Final answer:
To create the Bode plot for the given voltage gain, we plot an initial gain of 20 dB, decreasing at -20 dB/decade after ω=1 and at -40 dB/decade after ω=10, with the phase reaching -90 degrees at high frequencies - characteristic of a two-pole low pass filter.
Step-by-step explanation:
The given network has a voltage gain expressed as H(ω) = 10 / (1+jω)(10+jω). To sketch the Bode plot for this gain, we need to examine the magnitude and phase of the gain as a function of angular frequency (ω). The given gain expression can be considered as two first order terms in the denominator having corner frequencies at ω=1 and ω=10 respectively.

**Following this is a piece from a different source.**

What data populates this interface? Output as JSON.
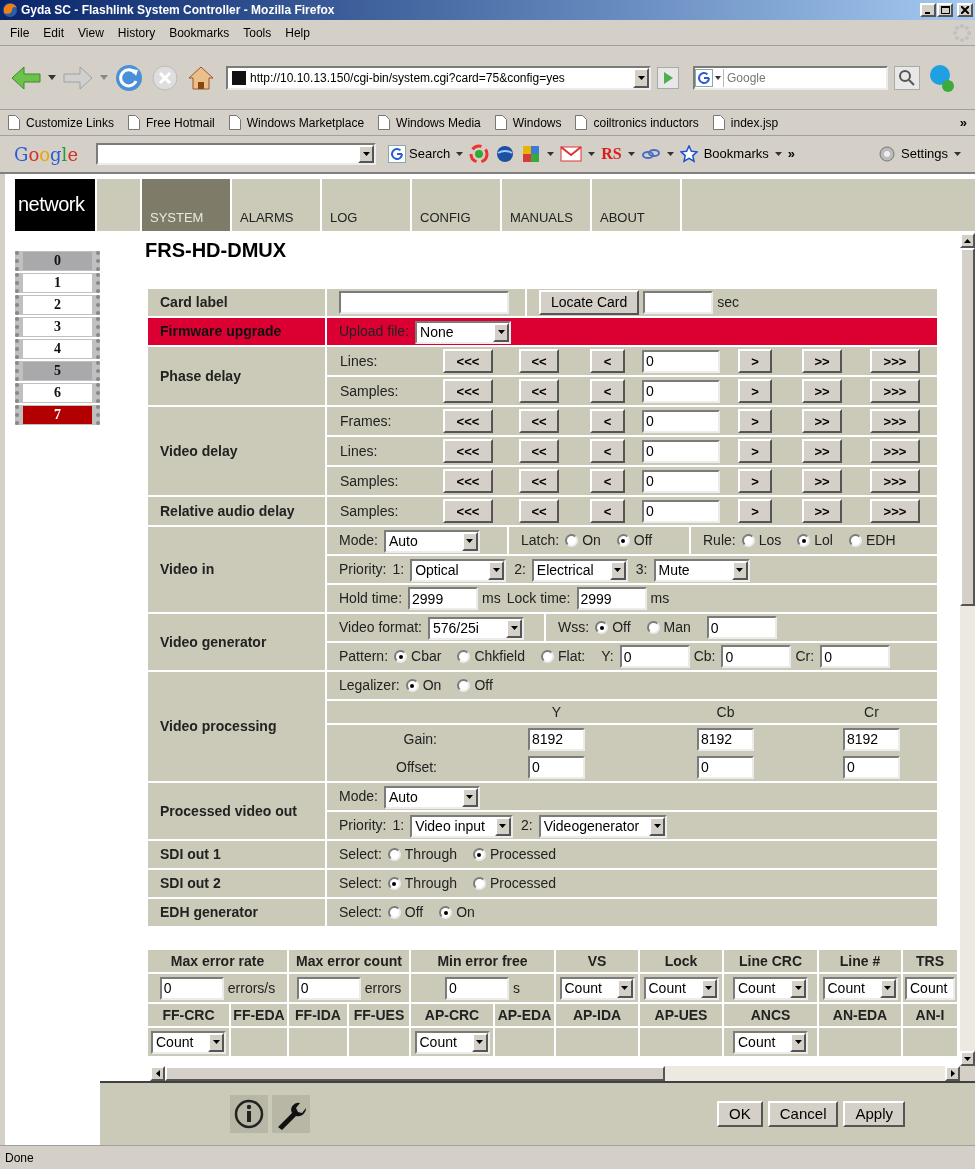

To construct the Bode plot:
- We start by plotting a gain of 20*(log(10)) or 20 dB at very low frequencies.
- At the first corner frequency ω=1, the gain begins to decrease at a slope of -20 dB/decade.
- After the second corner frequency ω=10, the gain decreases further at a slope of -40 dB/decade (combination of both the first and second order terms).
- For the phase plot, each first order term contributes -45 degrees at its corner frequency, leading to -90 degrees at high frequencies.
The Bode plot for this gain will show the characteristic of a two-pole low pass filter.